What was the Constitution’s Purpose…?

What was the Constitution’s Purpose
and to whom was the Constitution’s Purpose directed:

To The People

The preamble declares the Purpose : “We the People of the United States, in Order to form a more perfect Union, establish Justice, insure domestic Tranquility, provide for the Common defence, promote the general Welfare, and secure the Blessings of Liberty to ourselves and our Posterity… .”

The Constitution’s principal purpose was toward the People.

FOR
The Government

The Constitution was ordained and Established for the United States of America to ratify and adopt.

The United States of America was a perpetual Union under certain Articles of Confederation created in 1777, and survived until March 4, 1789.

The Constitution allowed state and federal governments to be created, but restricted their Powers.

The Constitution created a more perfect Union than was the perpetual Union. Our Creator God, through the Constitution, gave man the right to repent for worshipping the man/king/government and left provision for turning back to Him and return to self government for the first time since the days of Solomon when men demanded to have a king instead of being led by their Creator God.

The Constitution was adopted March 4, 1789, after the required number of the State governments had ratified the same.

Unless the individual consents to be governed by a representative government, we are a nation of sovereign individual People vested with the powers of sovereignty, subject only to the Laws and customs of local, state and federal government as far as the Constitution allows and no further.

The Constitution is a reservation to the People themselves, as individuals, of all Powers not granted to State or federal government.

In all Cases, where the rights of an individual are concerned, the individual has a guaranteed Republican Form of Government of Law and not of men.

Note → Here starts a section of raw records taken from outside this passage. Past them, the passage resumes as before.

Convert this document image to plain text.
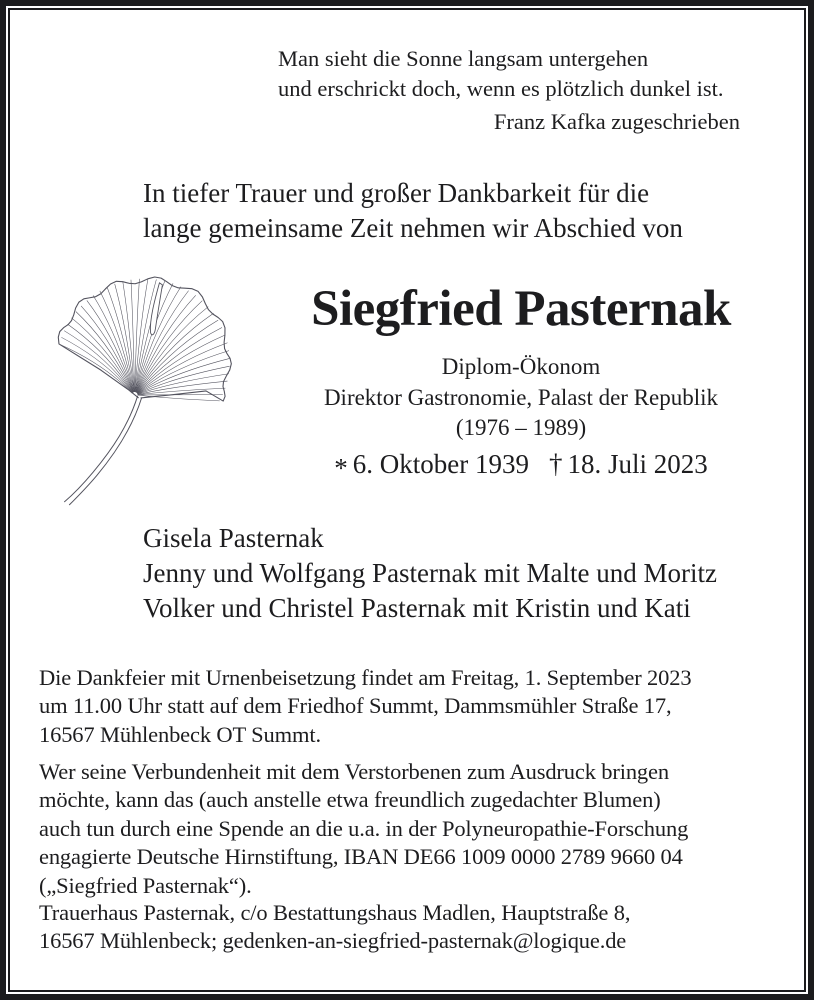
Man sieht die Sonne langsam untergehen
und erschrickt doch, wenn es plötzlich dunkel ist.
Franz Kafka zugeschrieben
In tiefer Trauer und großer Dankbarkeit für die
lange gemeinsame Zeit nehmen wir Abschied von
Siegfried Pasternak
Diplom-Ökonom
Direktor Gastronomie, Palast der Republik
(1976 – 1989)
* 6. Oktober 1939 † 18. Juli 2023
Gisela Pasternak
Jenny und Wolfgang Pasternak mit Malte und Moritz
Volker und Christel Pasternak mit Kristin und Kati
Die Dankfeier mit Urnenbeisetzung findet am Freitag, 1. September 2023
um 11.00 Uhr statt auf dem Friedhof Summt, Dammsmühler Straße 17,
16567 Mühlenbeck OT Summt.
Wer seine Verbundenheit mit dem Verstorbenen zum Ausdruck bringen
möchte, kann das (auch anstelle etwa freundlich zugedachter Blumen)
auch tun durch eine Spende an die u.a. in der Polyneuropathie-Forschung
engagierte Deutsche Hirnstiftung, IBAN DE66 1009 0000 2789 9660 04
(„Siegfried Pasternak“).
Trauerhaus Pasternak, c/o Bestattungshaus Madlen, Hauptstraße 8,
16567 Mühlenbeck; gedenken-an-siegfried-pasternak@logique.de
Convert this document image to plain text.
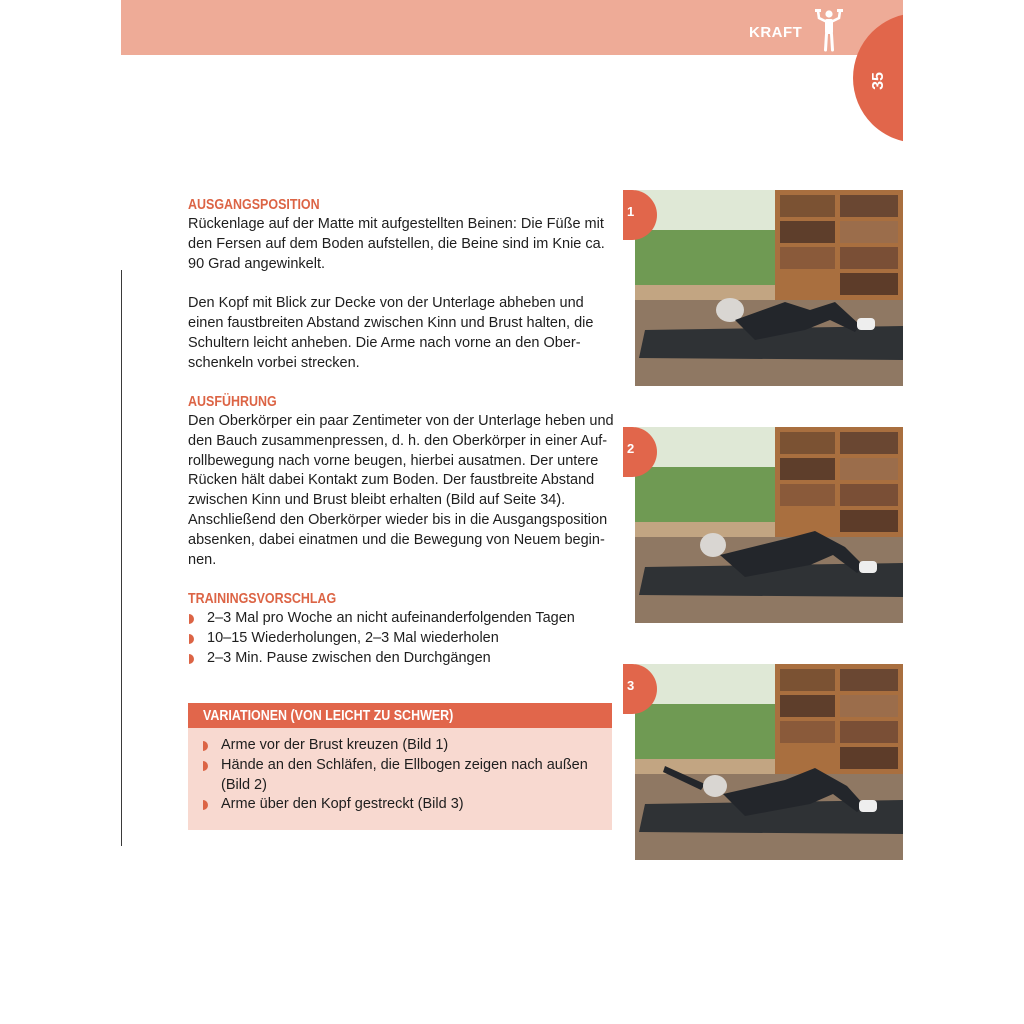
KRAFT
35
AUSGANGSPOSITION
Rückenlage auf der Matte mit aufgestellten Beinen: Die Füße mit
den Fersen auf dem Boden aufstellen, die Beine sind im Knie ca.
90 Grad angewinkelt.
Den Kopf mit Blick zur Decke von der Unterlage abheben und
einen faustbreiten Abstand zwischen Kinn und Brust halten, die
Schultern leicht anheben. Die Arme nach vorne an den Ober-
schenkeln vorbei strecken.
AUSFÜHRUNG
Den Oberkörper ein paar Zentimeter von der Unterlage heben und
den Bauch zusammenpressen, d. h. den Oberkörper in einer Auf-
rollbewegung nach vorne beugen, hierbei ausatmen. Der untere
Rücken hält dabei Kontakt zum Boden. Der faustbreite Abstand
zwischen Kinn und Brust bleibt erhalten (Bild auf Seite 34).
Anschließend den Oberkörper wieder bis in die Ausgangsposition
absenken, dabei einatmen und die Bewegung von Neuem begin-
nen.
TRAININGSVORSCHLAG
2–3 Mal pro Woche an nicht aufeinanderfolgenden Tagen
10–15 Wiederholungen, 2–3 Mal wiederholen
2–3 Min. Pause zwischen den Durchgängen
VARIATIONEN (VON LEICHT ZU SCHWER)
Arme vor der Brust kreuzen (Bild 1)
Hände an den Schläfen, die Ellbogen zeigen nach außen
(Bild 2)
Arme über den Kopf gestreckt (Bild 3)
1
2
3
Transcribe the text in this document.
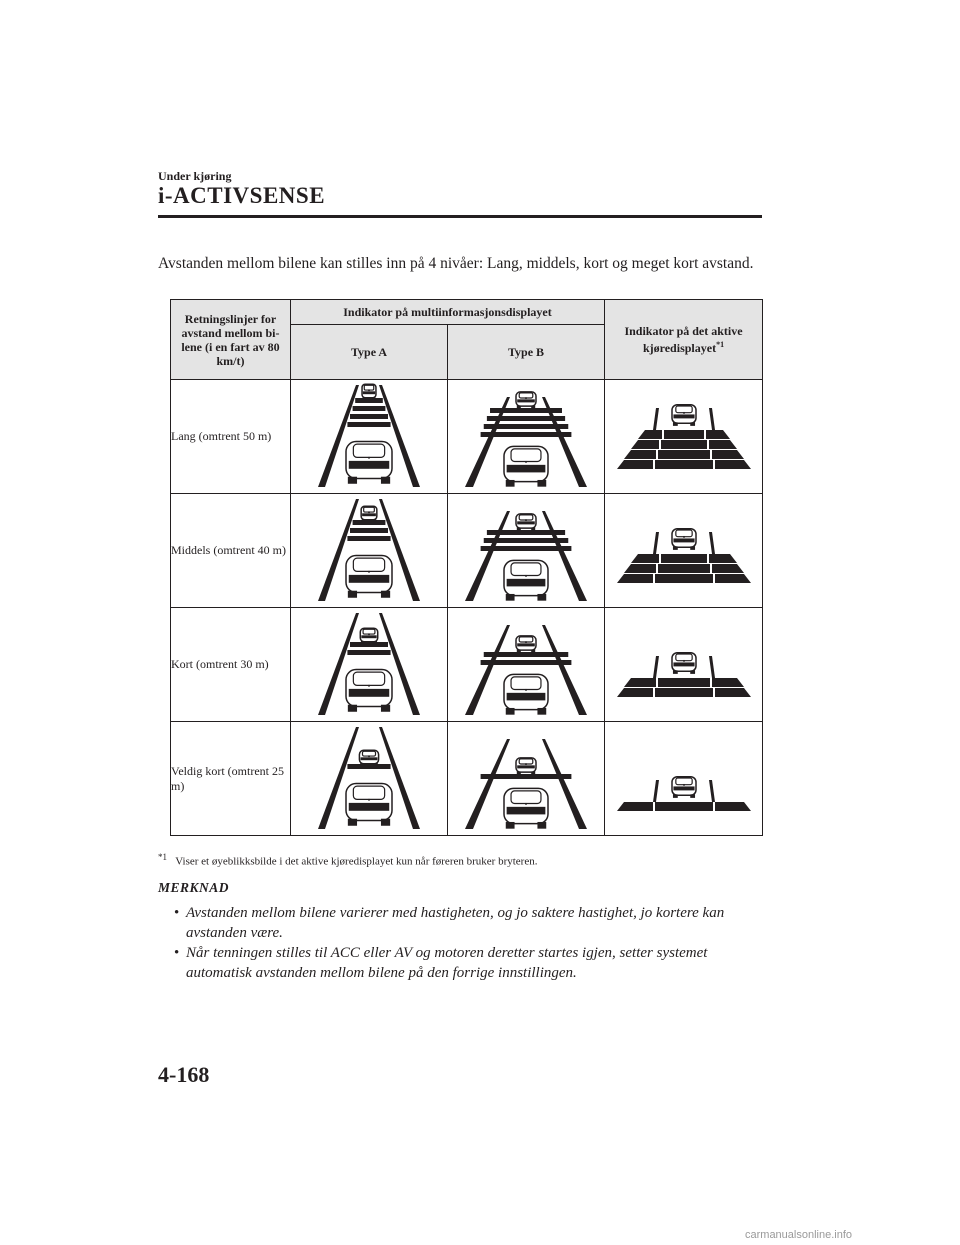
Under kjøring
i-ACTIVSENSE

Avstanden mellom bilene kan stilles inn på 4 nivåer: Lang, middels, kort og meget kort avstand.

Retningslinjer for avstand mellom bi-lene (i en fart av 80 km/t)	Indikator på multiinformasjonsdisplayet		Indikator på det aktive kjøredisplayet$^{*1}$
	Type A	Type B	
Lang (omtrent 50 m)	

Middels (omtrent 40 m)	

Kort (omtrent 30 m)	

Veldig kort (omtrent 25 m)	

$^{*1}$ Viser et øyeblikksbilde i det aktive kjøredisplayet kun når føreren bruker bryteren.
MERKNAD
• Avstanden mellom bilene varierer med hastigheten, og jo saktere hastighet, jo kortere kan avstanden være.
• Når tenningen stilles til ACC eller AV og motoren deretter startes igjen, setter systemet automatisk avstanden mellom bilene på den forrige innstillingen.
4-168
carmanualsonline.info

The Constitution is the final instrument of arbitration in which three sovereign Powers co-exist in the United States. The People, the States, and the United States are those sovereign Powers. Each one has its place and duties, with the People being the primary sovereign Power. The People are the fountain of all sovereignty under Our Creator God. The governments are subordinate to the People except for the powers specifically delegated to government by the Constitution. For Example: The individual cannot declare and commit the Union to war, nor regulate commerce with foreign nations between the several states, nor with Indian tribes. Article I, Section 8, clause 3 “To regulate Commerce with foreign Nations, and among the several States, and with the Indian tribes.”

The private individual, in a private Case, can interpret the Constitution, which contains the above mentioned Commerce Clause, Laws of the United States and Treaties made or which shall be made to all Cases of admiralty or maritime Jurisdiction, to all Cases affecting Ambassadors, other public Ministers, and Consuls, and to all Cases in which a State shall be a Party in respect to himself, affecting only the parties to the private Case made pursuant to the supreme judicial Power of the individual’s one supreme Court. The Decision is final in the said Case and it becomes a new part of the supreme Law of the Land, in respect to the private individual parties involved in the Case, thereby binding both State and Federal judges and prohibiting any Thing in the State Constitution(s), or Laws of any State, to the contrary notwithstanding.
[Notwithstanding means opposition cannot be brought against the Decision.]